The footnote goes to a 2017 Daily Caller article: Bill Kristol Says ‘Lazy’ White Working Class Should Be Replaced By ‘New Americans’.
So we note right away that what Kotkin calls "some conservative intellectuals" really means "Bill Kristol". The reference is to an AEI discussion between Kristol and (again) Charles Murray. (Video at the link, the relevant bits are about 50 minutes in.)
“You can make a case that America has been great because every — I think John Adams said this — basically if you are in free society, a capitalist society, after two or three generations of hard work everyone becomes kind of decadent, lazy, spoiled — whatever,” Kristol said.
“Then, luckily, you have these waves of people coming in from Italy, Ireland, Russia, and now Mexico, who really want to work hard and really want to succeed and really want their kids to live better lives than them and aren’t sort of clipping coupons or hoping that they can hang on and meanwhile grew up as spoiled kids and so forth. In that respect, I don’t know how this moment is that different from the early 20th century,” he added.
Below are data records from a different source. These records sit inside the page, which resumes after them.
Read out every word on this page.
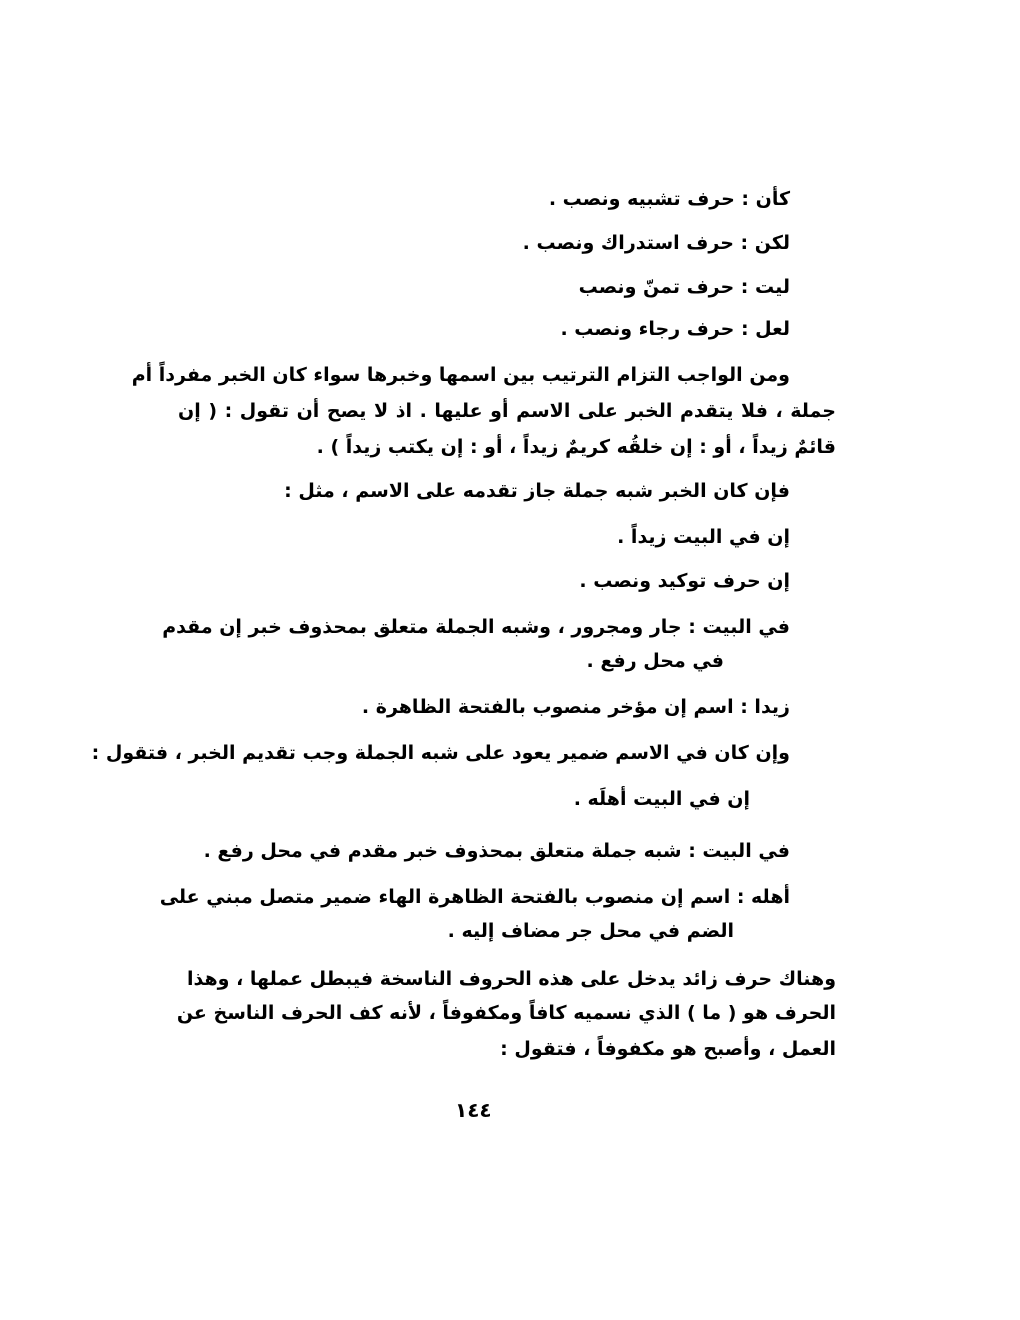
كأن : حرف تشبيه ونصب .
لكن : حرف استدراك ونصب .
ليت : حرف تمنّ ونصب
لعل : حرف رجاء ونصب .
ومن الواجب التزام الترتيب بين اسمها وخبرها سواء كان الخبر مفرداً أم
جملة ، فلا يتقدم الخبر على الاسم أو عليها . اذ لا يصح أن تقول : ( إن
قائمٌ زيداً ، أو : إن خلقُه كريمٌ زيداً ، أو : إن يكتب زيداً ) .
فإن كان الخبر شبه جملة جاز تقدمه على الاسم ، مثل :
إن في البيت زيداً .
إن حرف توكيد ونصب .
في البيت : جار ومجرور ، وشبه الجملة متعلق بمحذوف خبر إن مقدم
في محل رفع .
زيدا : اسم إن مؤخر منصوب بالفتحة الظاهرة .
وإن كان في الاسم ضمير يعود على شبه الجملة وجب تقديم الخبر ، فتقول :
إن في البيت أهلَه .
في البيت : شبه جملة متعلق بمحذوف خبر مقدم في محل رفع .
أهله : اسم إن منصوب بالفتحة الظاهرة الهاء ضمير متصل مبني على
الضم في محل جر مضاف إليه .
وهناك حرف زائد يدخل على هذه الحروف الناسخة فيبطل عملها ، وهذا
الحرف هو ( ما ) الذي نسميه كافاً ومكفوفاً ، لأنه كف الحرف الناسخ عن
العمل ، وأصبح هو مكفوفاً ، فتقول :
١٤٤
It should be noted that Kristol's comments were (1) kind of a pushback against Murray's mild desire to limit low-skilled immigration; and (2) an argument that third-generation native populations lack desire for low-skilled work. I don't know if that's true, but it's arguable. I see it mostly as an argument that their ancestors have handed them down enough capital so they don't have to dig ditches.
Overall, Kotkin is weak on answering Sowell's primary question: Compared to what? Yes, a dynamic, innovative society will have its problems. They will be made worse by trying to stifle that dynamism.
But who knows? After decades of books missing the mark on the coming dystopian nightmare, this one could be correct. Never hurts to be prepared.